Si è parlato non a caso di centro (o spazio) espositivo e non di museo per sottolinearne il carattere aperto: solo parte del patrimonio lasciato da Macchi è infatti esposto ma potrà esserlo a rotazione. Il primo piano è adibito all’esposizione di vari oggetti della raccolta d’arte del segretario personale di Paolo VI, databili dal XV al XX secolo; il secondo piano è riservato alla mostra delle opere dei maggiori artisti legati a monsignor Macchi e a papa Montini (una piccola sezione è dedicata anche a suoi oggetti e paramenti), distribuite in tre sale corrispondenti alle tre maggiori fasi della sua attività pastorale.
Tra le opere antiche spicca la Madonna in trono con santi attribuita a Lorenzo di Nicolò Gerini, pittore fiorentino attivo tra la fine del Trecento e l’inizio del Quattrocento. Tra gli artisti moderni si ricordano in particolare Dina Bellotti, Angelo Biancini, Floriano Bodini, Cecco Bonanotte, Amedeo Brogli, Aldo Carpi, Silvio Consadori, Pericle Fazzini, Luigi Filocamo, Emilio Greco, Renato Guttuso, Jean Guitton, Enrico Manfrini, Giacomo Manzù, Arturo Martini, Luciano Minguzzi, Trento Longaretti, Fausto Pirandello, Lello Scorzelli, Mario Rudelli, Mario Sironi, Gianfilippo Usellini.
Sono alcuni dei nomi più importanti del panorama artistico italiano del Novecento, ma la loro scelta non è casuale: testimonia infatti una stretta familiarità con pittori e scultori verso cui monsignor Macchi si fece confidente sempre disponibile, vivace interlocutore, intelligente committente e sostenitore e che ebbe inizio già durante gli anni milanesi a fianco dell’allora arcivescovo Giovan Battista Montini, consolidandosi durante il periodo trascorso a Roma e continuata negli anni che lo videro arciprete di Santa Maria del Monte.
Una familiarità non disgiunta da concretezza imprenditoriale ed innata sobrietà che ne fanno tra i migliori interpreti delle virtù – quelle autentiche – della terra bosina. Forte è anche il legame con il territorio, prova ne è il fatto che ritroviamo i nomi di molti artisti tra coloro che diedero vita alla galleria d’arte all’aperto di Arcumeggia.

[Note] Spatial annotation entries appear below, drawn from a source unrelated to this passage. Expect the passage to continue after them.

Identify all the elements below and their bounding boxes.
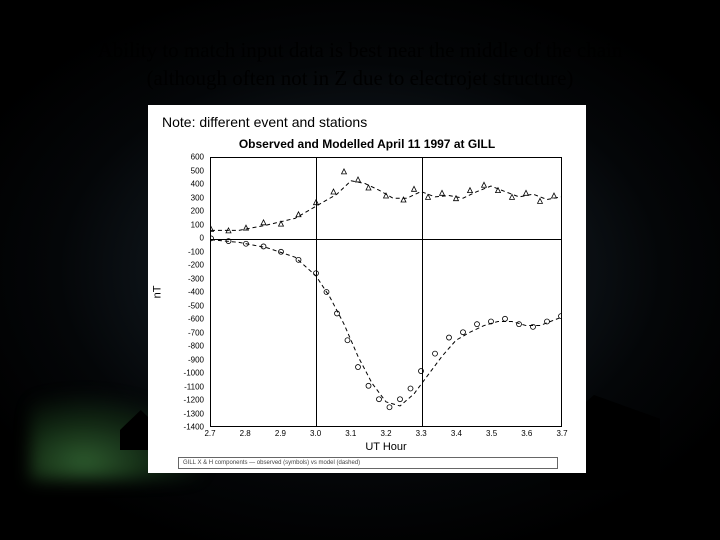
y-axis-ticks: 6005004003002001000-100-200-300-400-500-… xyxy=(168,157,208,427)
chart-title: Observed and Modelled April 11 1997 at G… xyxy=(148,137,586,151)
slide-heading: Ability to match input data is best near… xyxy=(0,36,720,93)
x-axis-label: UT Hour xyxy=(210,441,562,453)
legend-text: GILL X & H components — observed (symbol… xyxy=(183,460,360,466)
heading-line-2: (although often not in Z due to electroj… xyxy=(147,66,574,90)
data-svg xyxy=(211,158,561,426)
chart-note: Note: different event and stations xyxy=(162,114,367,130)
legend-box: GILL X & H components — observed (symbol… xyxy=(178,457,558,469)
heading-line-1: Ability to match input data is best near… xyxy=(98,38,623,62)
chart-container: Note: different event and stations Obser… xyxy=(148,105,586,473)
plot-area xyxy=(210,157,562,427)
x-axis-ticks: 2.72.82.93.03.13.23.33.43.53.63.7 xyxy=(210,429,562,441)
y-axis-label: nT xyxy=(150,157,164,427)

Un’ultima annotazione: a suo tempo si era affacciata l’ipotesi di dar vita ad una rete museale integrata tra il nuovo centro espositivo e le realtà civiche già presenti nel Comune di Varese – Villa Mirabello, Castello di Masnago e Sala Veratti. Se il progetto allora presentato non ha ottenuto il sostegno della Cariplo resta viva tuttavia l’esigenza di un “fare squadra” anche per superare le inevitabili difficoltà connesse alla gestione di un patrimonio indiscusso ma tuttora poco conosciuto e valorizzato: solo per fare un esempio sono ancora da definire gli orari di apertura del centro espositivo… Sarebbe davvero imperdonabile non cogliere questa (come altre) occasioni di promozione turistica e di crescita culturale del nostro territorio vanificando oltretutto lo sforzo finanziario ed organizzativo messo in campo dalla Fondazione Paolo VI.